Moult exemples ont mené à cette situation. Dont les vidéos de tortures et de sévices atroces auxquels ont été soumis des citoyens arrêtés. De multiples allégations de “drug planting” et d’autres formes d’intimidation, dont se plaignent diverses personnalités, surtout celles qui se sont ouvertement exprimées contre le régime en place. Certains protagonistes sont arrêtés et détenus, puis relâchés, faute de preuves solides contre eux. Il y a aussi ces affaires de trafic d’influence, de détournement, de malversations et autres, où des policiers sont impliqués, et qui sont actuellement devant la justice. Ce qui agace, c’est que, dans nombre de cas, ces policiers, qui jettent le discrédit sur l’ensemble de la force policière, semblent échapper aux sanctions et mesures disciplinaires. Faisant perdurer ainsi la perception d’une culture d’impunité.
Dans son discours-bilan de fin d’année, le CP Dip avait « félicité » ses hommes, même ceux qui sont mal vus dans l’opinion publique. Ce qui n’a fait qu’augmenter le malaise général. Pravind Jugnauth gagnerait évidemment au change s’il acceptait de trancher de manière claire et ferme. Uniquement et simplement énoncer dans ses discours peu convaincants que des brebis galeuses seront punies ne rime pas à grand-chose. Sauf peut-être à faire gloser des “chatwa” de peu de foi, et qui n’ont pas besoin de beaucoup pour applaudir chaudement chaque « réalisation » d’un gouvernement qui pêche lourdement pour ce qui est du capital de confiance ! Nous ne le répéterons jamais assez : prendre des mesures franches, courageuses et honnêtes est l’arme la plus utile et solide dans la reconstruction d’une nation dont la confiance dans le système en place s’effrite dangereusement.

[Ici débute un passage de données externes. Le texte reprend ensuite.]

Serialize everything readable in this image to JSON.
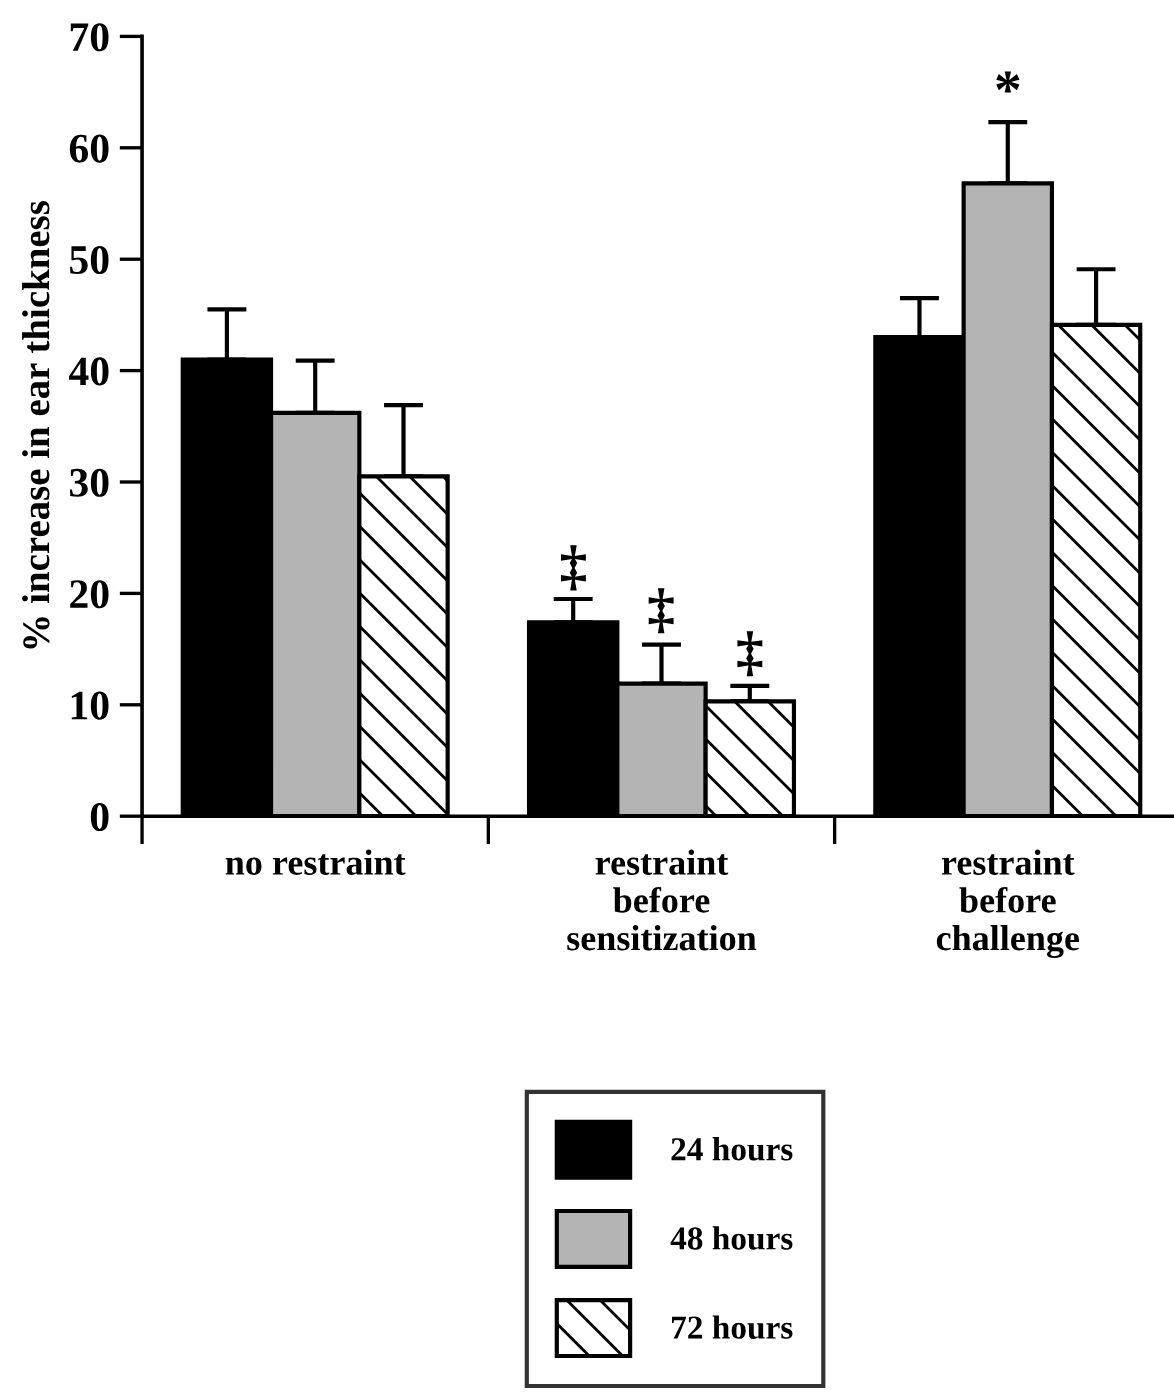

Et au chapitre des projets, justement, avec la terrible sécheresse qui nous affecte, ne devrait-on pas suspendre ceux comme l’extension du métro à Côte-d’Or ? Car nul n’ignore que ces travaux absorbent énormément d’eau. D’où celle-ci sera-t-elle puisée ?
Depuis plusieurs (trop ?) années déjà, la perception perdure sur le fait que la majorité nos institutions sont sérieusement gangrenées par l’inusable virus de la corruption. Les exemples, hélas, ne manquent pas : scandale des contrats alloués aux petits copains durant les confinements, cas de meurtres et/ou de suicide, et fraudes non résolus, forts soupçons de favoritisme sur l’allocation de plusieurs projets générant de gros sous, entre autres. Et à chaque fois, plutôt que de brandir preuves et exemples, forts et concrets, le Premier ministre s’appuie sur ses discours creux et insipides. Comme trouver qu’il y a un « feel good factor » dans le pays, pendant que de plus en plus de citoyens font état, via des réseaux sociaux et autres plateformes d’expressions, de leurs insatisfactions, doutes, mécontentement et craintes ! Ce peuple a faim. Et il l’a traduit, en cette fin d’année, par le fait que l’essentiel des achats concernait… l’alimentation.
2023 est une année placée sous le signe des prochaines élections nationales. Le gouvernement de Pravind Jugnauth part, en quelque sorte, favori dans cette course, à défaut principalement d’un gouvernement d’alternance crédible, solide et fiable. Quelques (nouvelles) promesses électorales du style fourniture d’eau 24/7 (sic !), serties d’une augmentation des pensions, et le tour sera joué. La masse ouvrière, qui se relève péniblement de la crise du Covid-19, n’a-t-elle donc d’autre choix que de continuer à s’empêtrer dans des dettes pour survivre ?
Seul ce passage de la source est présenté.